Utentes entregam abaixo-assinado à Câmara de Sintra contra passagem superior
A Comissão de Utentes de uma passagem superior em Agualva entrega quarta-feira um abaixo-assinado na Câmara de Sintra contra a falta de acessos para deficientes, idosos e carros de bebé, disse hoje à agência Lusa fonte da organização.
Trata-se da passagem para peões sobre a linha do comboio, em Agualva, entre as ruas António José de Almeida e Afonso de Albuquerque, que tem motivado protestos da população por falta de rampas ou elevadores.
Em declarações à agência Lusa, Joaquim Macedo, da Comissão de Utentes, afirmou que foram recolhidas cerca de 830 assinaturas nos estabelecimentos comerciais da Avenida dos Missionários.
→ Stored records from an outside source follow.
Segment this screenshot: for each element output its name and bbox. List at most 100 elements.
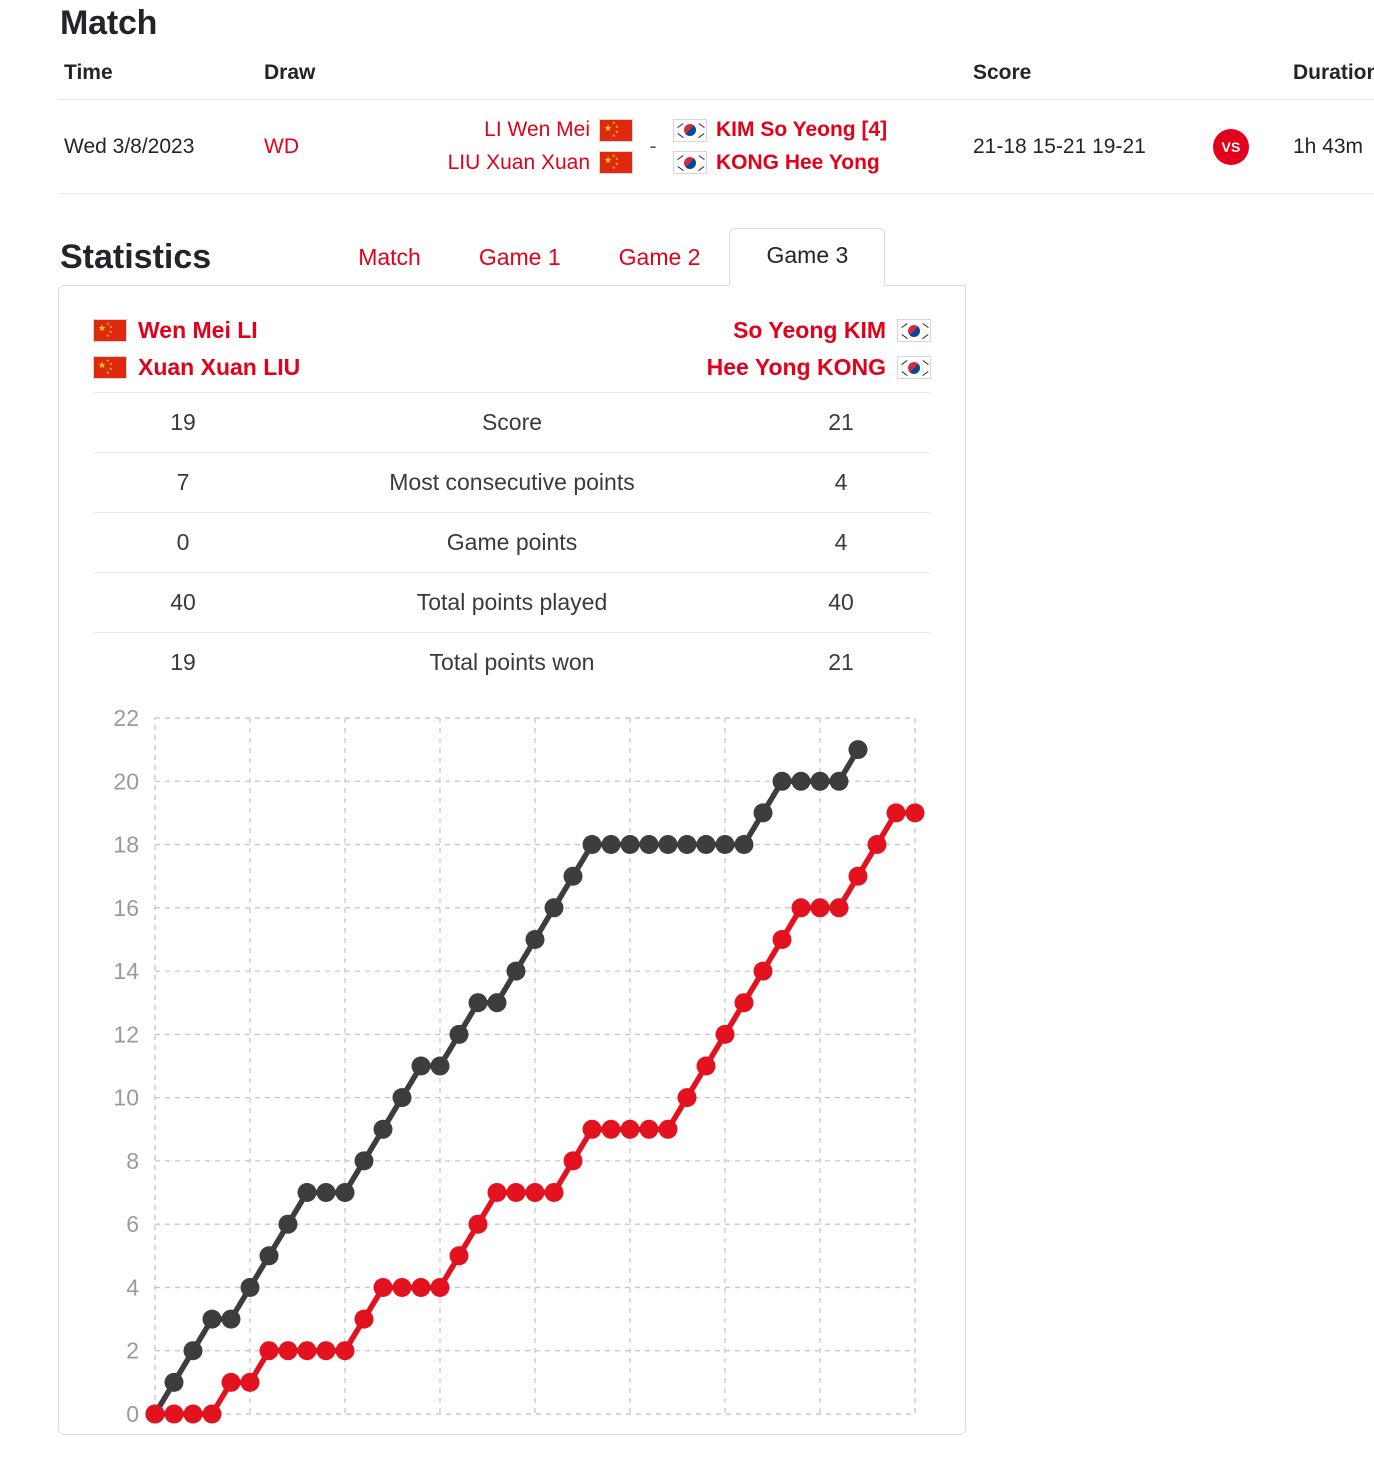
chart-data-point[interactable] (658, 1119, 678, 1139)
chart-data-point[interactable] (278, 1341, 298, 1361)
chart-data-point[interactable] (563, 866, 583, 886)
chart-data-point[interactable] (354, 1309, 374, 1329)
chart-data-point[interactable] (753, 803, 773, 823)
stats-left-player-2[interactable]: ★ ★ ★ ★ ★ Xuan Xuan LIU (93, 354, 300, 381)
tab-match[interactable]: Match (329, 233, 450, 285)
tab-game-2[interactable]: Game 2 (590, 233, 730, 285)
left-player-2-row[interactable]: LIU Xuan Xuan ★ ★ ★ ★ ★ (374, 147, 633, 180)
chart-data-point[interactable] (240, 1372, 260, 1392)
chart-data-point[interactable] (582, 1119, 602, 1139)
chart-data-point[interactable] (468, 993, 488, 1013)
chart-data-point[interactable] (734, 993, 754, 1013)
chart-data-point[interactable] (753, 961, 773, 981)
chart-data-point[interactable] (525, 1183, 545, 1203)
chart-data-point[interactable] (202, 1309, 222, 1329)
statistics-tabs: Match Game 1 Game 2 Game 3 (329, 228, 886, 287)
chart-data-point[interactable] (449, 1024, 469, 1044)
match-time-cell: Wed 3/8/2023 (58, 99, 258, 195)
table-row: 40 Total points played 40 (93, 572, 931, 633)
chart-data-point[interactable] (183, 1341, 203, 1361)
chart-data-point[interactable] (487, 993, 507, 1013)
chart-data-point[interactable] (335, 1341, 355, 1361)
chart-data-point[interactable] (487, 1183, 507, 1203)
chart-data-point[interactable] (221, 1372, 241, 1392)
y-axis-tick-label: 10 (113, 1085, 139, 1111)
chart-data-point[interactable] (791, 771, 811, 791)
chart-data-point[interactable] (297, 1341, 317, 1361)
chart-data-point[interactable] (601, 1119, 621, 1139)
chart-data-point[interactable] (221, 1309, 241, 1329)
chart-data-point[interactable] (563, 1151, 583, 1171)
chart-data-point[interactable] (411, 1278, 431, 1298)
chart-data-point[interactable] (791, 898, 811, 918)
chart-data-point[interactable] (430, 1056, 450, 1076)
chart-data-point[interactable] (354, 1151, 374, 1171)
chart-data-point[interactable] (696, 1056, 716, 1076)
chart-data-point[interactable] (392, 1278, 412, 1298)
chart-data-point[interactable] (392, 1088, 412, 1108)
chart-data-point[interactable] (164, 1372, 184, 1392)
chart-data-point[interactable] (525, 930, 545, 950)
chart-data-point[interactable] (677, 1088, 697, 1108)
match-duration: 1h 43m (1293, 134, 1364, 158)
chart-data-point[interactable] (164, 1404, 184, 1424)
chart-data-point[interactable] (544, 898, 564, 918)
chart-data-point[interactable] (259, 1341, 279, 1361)
chart-data-point[interactable] (430, 1278, 450, 1298)
vs-badge-icon[interactable]: VS (1213, 128, 1249, 165)
players-row-2: ★ ★ ★ ★ ★ Xuan Xuan LIU Hee Yong KONG (93, 349, 931, 386)
chart-data-point[interactable] (772, 771, 792, 791)
chart-data-point[interactable] (658, 835, 678, 855)
chart-data-point[interactable] (620, 835, 640, 855)
chart-data-point[interactable] (373, 1119, 393, 1139)
chart-data-point[interactable] (601, 835, 621, 855)
chart-data-point[interactable] (145, 1404, 165, 1424)
chart-data-point[interactable] (639, 835, 659, 855)
tab-game-3[interactable]: Game 3 (729, 228, 886, 287)
chart-data-point[interactable] (316, 1341, 336, 1361)
chart-data-point[interactable] (297, 1183, 317, 1203)
chart-data-point[interactable] (278, 1214, 298, 1234)
chart-data-point[interactable] (848, 866, 868, 886)
chart-data-point[interactable] (867, 835, 887, 855)
chart-data-point[interactable] (848, 740, 868, 760)
chart-data-point[interactable] (677, 835, 697, 855)
chart-data-point[interactable] (506, 1183, 526, 1203)
stats-left-player-1[interactable]: ★ ★ ★ ★ ★ Wen Mei LI (93, 317, 258, 344)
chart-data-point[interactable] (544, 1183, 564, 1203)
chart-data-point[interactable] (373, 1278, 393, 1298)
chart-data-point[interactable] (905, 803, 925, 823)
chart-data-point[interactable] (582, 835, 602, 855)
chart-data-point[interactable] (810, 771, 830, 791)
chart-data-point[interactable] (829, 898, 849, 918)
match-draw[interactable]: WD (264, 135, 299, 158)
chart-data-point[interactable] (715, 835, 735, 855)
stats-right-player-1[interactable]: So Yeong KIM (733, 317, 931, 344)
right-player-2-row[interactable]: KONG Hee Yong (673, 147, 967, 180)
stat-label: Score (481, 409, 543, 436)
chart-data-point[interactable] (240, 1278, 260, 1298)
chart-data-point[interactable] (696, 835, 716, 855)
chart-data-point[interactable] (620, 1119, 640, 1139)
right-player-1-row[interactable]: KIM So Yeong [4] (673, 114, 967, 147)
tab-game-1[interactable]: Game 1 (450, 233, 590, 285)
chart-data-point[interactable] (202, 1404, 222, 1424)
chart-data-point[interactable] (506, 961, 526, 981)
left-player-1-row[interactable]: LI Wen Mei ★ ★ ★ ★ ★ (374, 114, 633, 147)
chart-data-point[interactable] (468, 1214, 488, 1234)
chart-data-point[interactable] (886, 803, 906, 823)
chart-data-point[interactable] (715, 1024, 735, 1044)
chart-data-point[interactable] (259, 1246, 279, 1266)
chart-data-point[interactable] (829, 771, 849, 791)
stats-right-player-2[interactable]: Hee Yong KONG (707, 354, 931, 381)
chart-data-point[interactable] (183, 1404, 203, 1424)
chart-data-point[interactable] (411, 1056, 431, 1076)
chart-data-point[interactable] (316, 1183, 336, 1203)
chart-data-point[interactable] (449, 1246, 469, 1266)
chart-data-point[interactable] (639, 1119, 659, 1139)
chart-data-point[interactable] (810, 898, 830, 918)
chart-data-point[interactable] (772, 930, 792, 950)
match-row[interactable]: Wed 3/8/2023 WD LI Wen Mei ★ ★ ★ ★ ★ LIU Xua… (58, 99, 1374, 195)
chart-data-point[interactable] (734, 835, 754, 855)
chart-data-point[interactable] (335, 1183, 355, 1203)
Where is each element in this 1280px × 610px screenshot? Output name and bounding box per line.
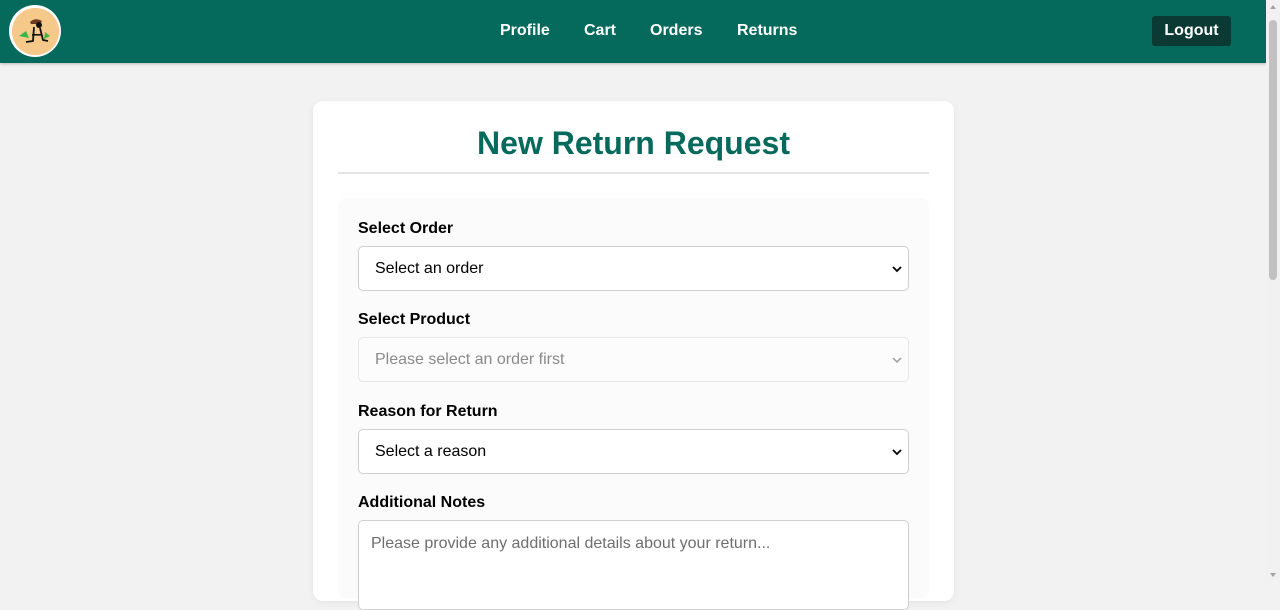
notes-textarea[interactable]: Please provide any additional details ab…	[358, 520, 909, 610]
product-select-value: Please select an order first	[375, 351, 565, 368]
scroll-down-icon[interactable]	[1269, 571, 1277, 579]
nav-returns-link[interactable]: Returns	[737, 22, 797, 40]
product-label: Select Product	[358, 311, 471, 328]
title-divider	[338, 172, 929, 174]
scrollbar-thumb[interactable]	[1269, 20, 1277, 280]
chevron-down-icon	[892, 357, 902, 364]
notes-label: Additional Notes	[358, 494, 486, 511]
reason-select-value: Select a reason	[375, 443, 487, 460]
chevron-down-icon	[892, 449, 902, 456]
page-title: New Return Request	[477, 125, 790, 161]
top-navbar: Profile Cart Orders Returns Logout	[0, 0, 1266, 63]
order-select[interactable]: Select an order	[358, 246, 909, 291]
notes-placeholder: Please provide any additional details ab…	[371, 535, 771, 552]
reason-label: Reason for Return	[358, 403, 498, 420]
nav-cart-link[interactable]: Cart	[584, 22, 616, 40]
main-nav: Profile Cart Orders Returns	[0, 0, 1266, 63]
nav-profile-link[interactable]: Profile	[500, 22, 550, 40]
logout-button[interactable]: Logout	[1152, 16, 1231, 46]
order-select-value: Select an order	[375, 260, 484, 277]
page-scrollbar[interactable]	[1266, 0, 1280, 582]
reason-select[interactable]: Select a reason	[358, 429, 909, 474]
nav-orders-link[interactable]: Orders	[650, 22, 702, 40]
product-select[interactable]: Please select an order first	[358, 337, 909, 382]
scroll-up-icon[interactable]	[1269, 3, 1277, 11]
chevron-down-icon	[892, 266, 902, 273]
order-label: Select Order	[358, 220, 454, 237]
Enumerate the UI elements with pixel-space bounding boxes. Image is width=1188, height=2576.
Segundo Joaquim Macedo, a passagem superior foi colocada em Janeiro pela REFER - Rede Ferroviária Nacional e tem cerca de 60 degraus, "o equivalente a um terceiro andar", e piso escorregadio.
"Também prejudicou os comerciantes porque divide a freguesia, não tem rampas, nem elevador, nem iluminação", acrescentou.
Joaquim Macedo considera que a estrutura não está preparada para ser uma passagem superior de linha férrea, mas de uma auto- estrada ou via rápida.
Porém, a REFER afirma que aquela passagem é provisória e que existem duas passagens inferiores nas proximidades com condições para pessoas de mobilidade reduzida.
Fontes da REFER disseram à Lusa que a passagem em causa foi colocada para minimizar o transtorno das pessoas, quando foi encerrada a passagem de nível, tendo em conta os pedidos nesse sentido.
De acordo com a REFER, a passagem superior que existe foi a solução possível, mas é provisória, até porque "não é compatível com o projecto POLIS".
"Quando desenvolverem o POLIS, tem de ser encontrada uma solução de enquadramento", avançou fonte da empresa.
Relativamente aos acessos, a REFER indica que não era tecnicamente possível instalar rampas ou elevadores.
"Uma passagem superior com rampas obriga a uma longitude ao longo da linha que não é possível, até porque existem prédios nas imediações", disse fonte da REFER.
A REFER adianta que existe uma passagem inferior a cerca de 300 metros, que tem condições para ser utilizada por pessoas com mobilidade reduzida.
Por lei, frisa, a REFER pode encerrar uma passagem de nível se houver alternativa a 700 metros.
"Neste caso existem duas passagens: a passagem inferior dos Missionários, a cerca de 500 metros, e a dos Bons Amigos, a cerca de 300 metros", esclareceu.